As the economy has changed, you may have noticed that it is more and more difficult to acquire any sort of credit, be it credit card, overdraft protection, or even a loan. Mortgage lending is no exception, and is even more unattainable, requiring excellent credit and a substantial deposit. As such, young single people are often dissuaded from homeownership.
As real estate expert Jason Hartman knows, this doesn’t have to be the case. While it may be more difficult for a one income family to purchase a house, it isn’t impossible. Lenders look for first time buyers because they’re often an untapped market capable of boosting the real estate market. This includes single income households.
To increase your chances of qualifying for home ownership, there are a few things you can do. First, save a significant amount of money (20% of a property’s value) to put toward a down payment. If you have savings, this might be a good reason to tap it. Next, check your credit to make sure that it is excellent. If not, take steps to improve this score and your chances of qualifying for a mortgage. Use a free mortgage calculator to help figure out how much you’ll be able to afford to borrow and payback.

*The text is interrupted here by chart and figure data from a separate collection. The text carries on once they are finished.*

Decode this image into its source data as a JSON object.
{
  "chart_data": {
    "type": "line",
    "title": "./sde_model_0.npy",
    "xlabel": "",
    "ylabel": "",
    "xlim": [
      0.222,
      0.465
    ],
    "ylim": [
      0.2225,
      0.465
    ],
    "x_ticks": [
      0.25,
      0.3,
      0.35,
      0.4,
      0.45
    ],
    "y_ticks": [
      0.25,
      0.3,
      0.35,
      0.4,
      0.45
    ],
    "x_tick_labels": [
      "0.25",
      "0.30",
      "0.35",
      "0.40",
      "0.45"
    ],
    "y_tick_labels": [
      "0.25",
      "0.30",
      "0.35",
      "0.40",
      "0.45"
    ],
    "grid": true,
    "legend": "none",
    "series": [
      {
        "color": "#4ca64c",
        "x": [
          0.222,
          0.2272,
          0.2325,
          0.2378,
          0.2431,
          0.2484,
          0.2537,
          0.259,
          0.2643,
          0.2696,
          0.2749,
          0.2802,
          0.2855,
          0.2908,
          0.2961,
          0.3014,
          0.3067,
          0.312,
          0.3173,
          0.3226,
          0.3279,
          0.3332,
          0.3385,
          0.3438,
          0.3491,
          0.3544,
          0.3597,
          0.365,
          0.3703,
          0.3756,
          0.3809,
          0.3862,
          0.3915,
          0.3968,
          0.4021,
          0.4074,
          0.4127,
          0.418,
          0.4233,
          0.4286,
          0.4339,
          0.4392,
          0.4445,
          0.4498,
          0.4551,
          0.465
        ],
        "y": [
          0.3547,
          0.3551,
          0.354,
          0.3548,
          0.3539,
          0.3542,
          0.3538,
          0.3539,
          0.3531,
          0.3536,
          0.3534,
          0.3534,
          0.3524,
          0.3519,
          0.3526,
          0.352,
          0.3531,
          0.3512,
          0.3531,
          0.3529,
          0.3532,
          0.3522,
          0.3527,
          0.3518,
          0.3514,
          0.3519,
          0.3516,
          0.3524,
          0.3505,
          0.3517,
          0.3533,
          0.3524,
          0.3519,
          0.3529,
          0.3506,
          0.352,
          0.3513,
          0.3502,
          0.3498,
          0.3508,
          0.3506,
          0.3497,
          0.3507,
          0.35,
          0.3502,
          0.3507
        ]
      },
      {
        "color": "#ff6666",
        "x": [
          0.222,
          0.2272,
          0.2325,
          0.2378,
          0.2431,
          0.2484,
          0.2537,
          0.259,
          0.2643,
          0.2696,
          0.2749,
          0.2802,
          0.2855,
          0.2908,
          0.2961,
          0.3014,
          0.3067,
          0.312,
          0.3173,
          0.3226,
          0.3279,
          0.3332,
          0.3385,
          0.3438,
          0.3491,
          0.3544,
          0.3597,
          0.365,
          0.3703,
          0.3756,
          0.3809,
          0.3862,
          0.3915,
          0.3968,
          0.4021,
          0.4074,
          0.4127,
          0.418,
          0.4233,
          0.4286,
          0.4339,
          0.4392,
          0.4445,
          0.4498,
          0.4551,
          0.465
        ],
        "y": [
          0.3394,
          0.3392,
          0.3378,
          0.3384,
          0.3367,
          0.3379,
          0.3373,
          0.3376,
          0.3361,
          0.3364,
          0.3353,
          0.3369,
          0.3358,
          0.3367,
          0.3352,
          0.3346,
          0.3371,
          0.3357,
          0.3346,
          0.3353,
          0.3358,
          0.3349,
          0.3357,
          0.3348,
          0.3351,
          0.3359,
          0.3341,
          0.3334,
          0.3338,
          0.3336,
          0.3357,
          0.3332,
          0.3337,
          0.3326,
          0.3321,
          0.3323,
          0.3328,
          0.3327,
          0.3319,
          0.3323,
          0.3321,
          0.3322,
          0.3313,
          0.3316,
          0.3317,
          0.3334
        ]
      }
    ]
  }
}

You should also spend time researching your specific area and develop a strategy that appeals to lenders in your own state or community. It’s important to approach everything (especially something as significant as home buying) with an educated and open mind. If you find that the area you had in mind is on the expensive side, consider relocation. The advantage of being a one income household is that you’re likely one person—this might be a great chance to move and explore areas that are more affordable. And when you outgrow that piece of real estate, you can flex your property muscle as a landlord by renting it out and earning money for your next purchase!
If you’ve been fiscally responsible, there’s no reason that being a one income family should limit your ability to own a home. The average age for home ownership is rising—in the United States, it is currently at 34, which is significantly higher than years past. Though you may receive negative responses from people who think you’re unable to get a mortgage, pay them no attention—this is 2014, and it’s your year! (We can tell.)